Just off the main lobby in the new Lewis Center for the Arts, where an orchestra might be rehearsing a few feet away from a dance recital, is the Hurley Gallery. There you will find an exhibition featuring the work of 184 current and former students of David Reinfurt’s Graphic Design classes.
The show is organized around three large-scale projections on the walls of the gallery. Each is tied to a specific graphic design class: VIS 215 offers students an introduction to typography, VIS 216 moves onto discrete problems of graphic form, and VIS 415 is an advanced class where students pursue one common and substantial design project for the semester.
“These courses allow Princeton students to explore the graphic design mechanics of how the messages reach them in their immediate environments, whether physical or online,” said Reinfurt. “Information is always designed — it is intentionally planned and given a specific form. Through hands-on assignments, students learn about design by doing it and also talking about it. The range of classes we initiated seven years ago equip students with the communication and production skills to operate within design, as well as apply these to their major area of interest at Princeton and after. Graphic design, without an explicit subject matter of its own, just may be the most liberal of arts.”
According to the program website, many students have gone on to pursue careers in design. Lily Healey, Class of 2013, is currently working in the design department at The New Yorker. Neeta Patel, Class of 2016, has spent the last year as the graphic design fellow at the Frank Lloyd Wright Foundation in Phoenix. When graduating, Patel wrote a class-day speech about her time in the Visual Arts Program and was recently featured in Fortune Magazine.
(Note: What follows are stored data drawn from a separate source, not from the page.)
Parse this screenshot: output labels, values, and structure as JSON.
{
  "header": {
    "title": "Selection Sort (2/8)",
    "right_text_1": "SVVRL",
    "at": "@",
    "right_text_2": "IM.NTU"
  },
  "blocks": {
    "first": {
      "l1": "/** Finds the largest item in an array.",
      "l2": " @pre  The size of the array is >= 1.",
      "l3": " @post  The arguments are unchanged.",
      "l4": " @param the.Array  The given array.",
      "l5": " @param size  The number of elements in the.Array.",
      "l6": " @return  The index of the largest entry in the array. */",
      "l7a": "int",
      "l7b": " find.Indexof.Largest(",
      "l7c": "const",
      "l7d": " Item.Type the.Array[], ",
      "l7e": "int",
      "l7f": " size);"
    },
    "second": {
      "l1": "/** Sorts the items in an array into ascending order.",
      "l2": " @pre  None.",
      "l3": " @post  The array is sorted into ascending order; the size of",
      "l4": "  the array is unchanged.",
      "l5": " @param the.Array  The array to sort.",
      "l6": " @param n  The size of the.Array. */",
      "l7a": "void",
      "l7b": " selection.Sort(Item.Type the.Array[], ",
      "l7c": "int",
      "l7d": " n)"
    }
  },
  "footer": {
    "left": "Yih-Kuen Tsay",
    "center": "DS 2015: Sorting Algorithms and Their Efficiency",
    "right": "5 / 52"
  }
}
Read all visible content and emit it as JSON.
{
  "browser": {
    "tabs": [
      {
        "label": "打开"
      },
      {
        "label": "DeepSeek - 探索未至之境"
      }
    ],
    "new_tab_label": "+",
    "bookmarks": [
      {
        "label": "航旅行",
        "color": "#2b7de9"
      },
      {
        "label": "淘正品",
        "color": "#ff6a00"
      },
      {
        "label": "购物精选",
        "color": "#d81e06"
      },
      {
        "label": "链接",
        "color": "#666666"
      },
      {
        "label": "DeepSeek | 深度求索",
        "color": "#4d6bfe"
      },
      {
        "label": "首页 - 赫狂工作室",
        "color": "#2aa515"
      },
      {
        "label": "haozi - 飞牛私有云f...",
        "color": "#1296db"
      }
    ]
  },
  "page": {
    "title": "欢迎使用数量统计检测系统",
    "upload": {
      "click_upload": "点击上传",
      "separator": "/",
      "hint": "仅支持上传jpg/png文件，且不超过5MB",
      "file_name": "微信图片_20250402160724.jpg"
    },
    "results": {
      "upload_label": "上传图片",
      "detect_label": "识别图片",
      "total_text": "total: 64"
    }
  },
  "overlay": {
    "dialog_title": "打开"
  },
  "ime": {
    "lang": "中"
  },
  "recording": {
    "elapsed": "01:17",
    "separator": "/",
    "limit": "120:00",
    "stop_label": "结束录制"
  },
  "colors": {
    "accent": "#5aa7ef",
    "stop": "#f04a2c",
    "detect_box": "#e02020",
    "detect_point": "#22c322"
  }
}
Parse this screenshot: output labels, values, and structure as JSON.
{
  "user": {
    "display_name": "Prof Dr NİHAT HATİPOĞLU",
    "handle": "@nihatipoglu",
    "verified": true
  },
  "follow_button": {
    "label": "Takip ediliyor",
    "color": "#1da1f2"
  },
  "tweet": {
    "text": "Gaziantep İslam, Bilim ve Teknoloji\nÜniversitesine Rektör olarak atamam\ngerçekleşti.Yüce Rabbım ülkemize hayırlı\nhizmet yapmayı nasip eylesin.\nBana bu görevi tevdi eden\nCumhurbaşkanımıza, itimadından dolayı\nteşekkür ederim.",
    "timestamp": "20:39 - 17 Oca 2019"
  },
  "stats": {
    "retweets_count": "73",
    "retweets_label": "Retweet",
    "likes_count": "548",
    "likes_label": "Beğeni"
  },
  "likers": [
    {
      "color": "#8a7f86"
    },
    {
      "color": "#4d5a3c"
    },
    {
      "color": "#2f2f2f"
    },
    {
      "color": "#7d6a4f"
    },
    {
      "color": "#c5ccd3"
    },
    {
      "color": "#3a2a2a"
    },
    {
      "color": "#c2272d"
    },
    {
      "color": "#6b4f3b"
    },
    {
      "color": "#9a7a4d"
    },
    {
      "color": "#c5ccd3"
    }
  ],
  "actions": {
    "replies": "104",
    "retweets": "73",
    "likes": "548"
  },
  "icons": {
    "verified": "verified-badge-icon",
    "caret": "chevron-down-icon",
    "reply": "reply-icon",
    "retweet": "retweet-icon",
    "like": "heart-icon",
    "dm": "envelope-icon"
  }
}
Ben Denzer, Class of 2015, is a junior designer at Penguin Books. Nazli Ercan, Class of 2017, is currently a designer for Pin-Up architecture magazine in New York. Bo-Won Kim, Class of 2011, just completed an M.F.A. in graphic design at Rhode Island School of Design.
The gallery is open daily 10:00 a.m. to 8:30 p.m. through December 15; open daily 9:00 a.m. to 5:00 p.m. from December 16-28 (closed December 22 and 25).